Prosody Logo Prosody and Prosodic Models
ICSLP 2002 - September 16, 2002, Denver Colorado
Chilin Shih and Greg Kochanski
Section 1: What is Prosody?

What is prosody?

One way to appreciate prosody is to listen to sentences where the prosody is not quite right. For this, we'd like you to meet two robots, each with differently deficient prosody: R1D1 has defective speech rhythm. R1P1 has defective pitch control.

Duration R1D1 is playful R1D1 has two moods: when he is playful, he picks a random number between 10 and 400 milliseconds and use that for the phone duration.
R1D1 is serious When he is serious, he assigns the same duration value to each phone.
Pitch R1P1 is playful R1P1 doesn't know how to control pitch: when he is playful, he creates random melody for his sentence.
R1P1 is serious When he is serious, he uses the same pitch values, or monotone.

We use the term "prosody" broadly, meaning a time series of speech-related information that's not predictable from a reasonable window (i.e. word-sized or sentence-sized) applied to the phoneme sequence. This could include pitch, duration, amplitude, and gestures.

Viewed in the large, prosody is a parallel channel for communication, carrying some information that cannot be simply deduced from the lexical channel. All aspects of prosody are transmitted by muscle motions, and in most of them, the recipient can perceive, fairly directly, the motions of the speaker. Even in intonation, pitch has a fairly smooth relationship to the underlying muscle tensions.

While pitch is an important component of prosody, it has been known since the 1950s (Fry, 1955; Fry, 1958; Bolinger, 1958; Lieberman, 1960; Hadding-Koch, 1961) that duration and amplitude are also important components.

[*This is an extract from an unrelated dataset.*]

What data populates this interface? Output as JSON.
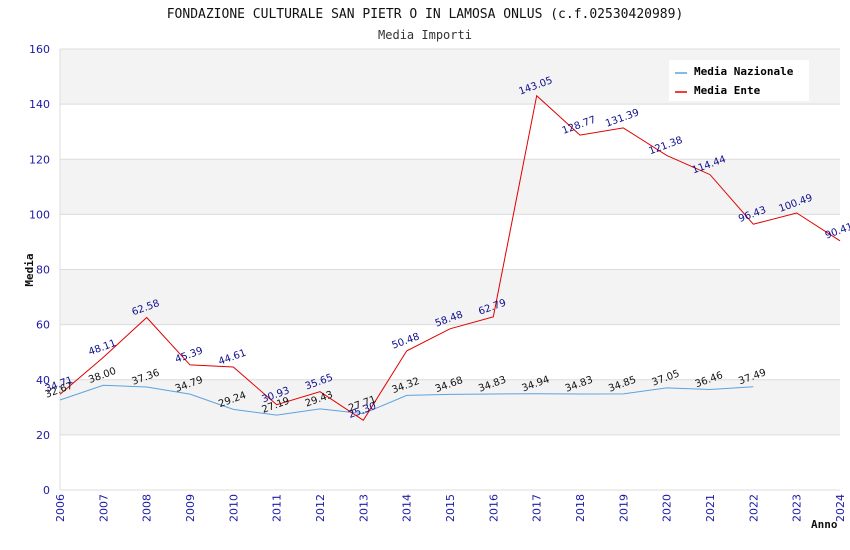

Recent literature (Maekawa, 1998; Kehoe et al., 1995; Sluijter and van Heuven, 1996; Pollock et al., 1990; Sluijter et al., 1997; Turk and Sawusch, 1996, Erickson, 1998 and references therein) also provides support for amplitude, spectral tilt and jaw movement as important components of prosody.

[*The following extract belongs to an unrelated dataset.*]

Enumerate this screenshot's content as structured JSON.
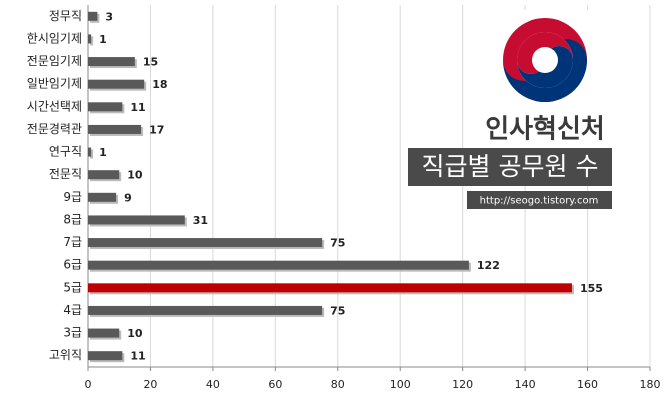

Clearly, with our broad definition of prosody, hand gestures, eyebrow and face motions, can be considered prosody, because they carry information that modifies and can even reverse the meaning of the lexical channel. In this tutorial, however, we concentrate on pitch (f0) modeling.

Prosody, as expressed in pitch, gives clues to many channels of linguistic and para-linguistic information. Linguistic functions such as stress and tone tend to be expressed as local excursions of pitch movement. Intonation types and para-linguistic functions may affect the global pitch setting, in addition to characteristic local pitch excursion near the edge of the sentence (i.e. boundary tones). The combination of multi-channel signals present a challenge to prosody modeling, which we will return to in Section 3.